Siti sceglie la finzione per indagare quella che viene comunemente definita “zona grigia” tra l’alta finanza e la criminalità. Attraverso la visione dei personaggi che si muovono come pedine della scacchiera della politica corrotta, viene descritto un mondo più che reale.

Il romanzo si apre con una scena alquanto agghiacciante di un’esecuzione di stampo mafioso e con un breve intervento-saggio sul divario tra prostituzione reale e prostituzione percepita nella nostra società.
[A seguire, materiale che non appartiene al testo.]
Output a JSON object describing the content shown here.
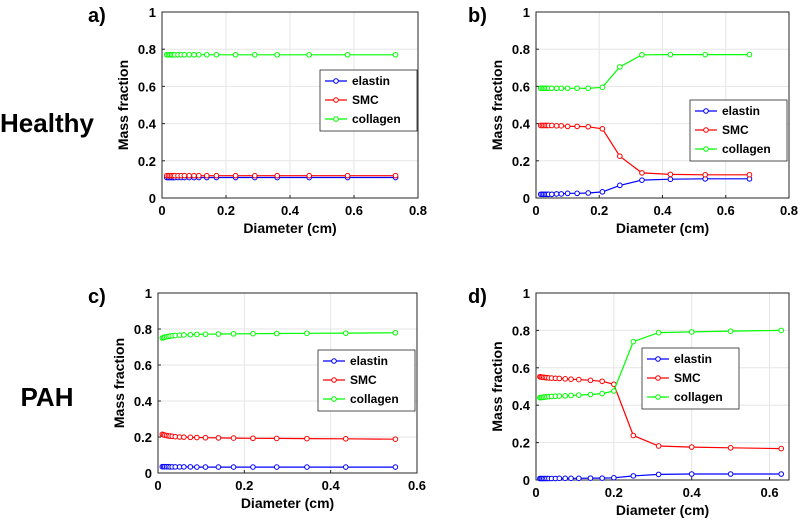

Dunque già dalle prime pagine il lettore si renderà conto di non trovarsi di fronte il solito romanzo, ma i dubbi si ingenerano di continuo suscitando così maggiore curiosità e interesse nel proseguire la lettura.

Struttura narrativa complessa e multi-livello: l’autore fa agire e parlare i personaggi e allo stesso tempo muove altre figure in modo da creare un discorso articolato. I dialoghi presenti sono sempre in bilico tra la “sciocchezza” recitata e il conformismo contro corrente e poiché Siti sa che i suoi personaggi in fondo sono bugiardi, omettendo spesso le loro ragioni, racchiude in note il proprio pensiero su di loro.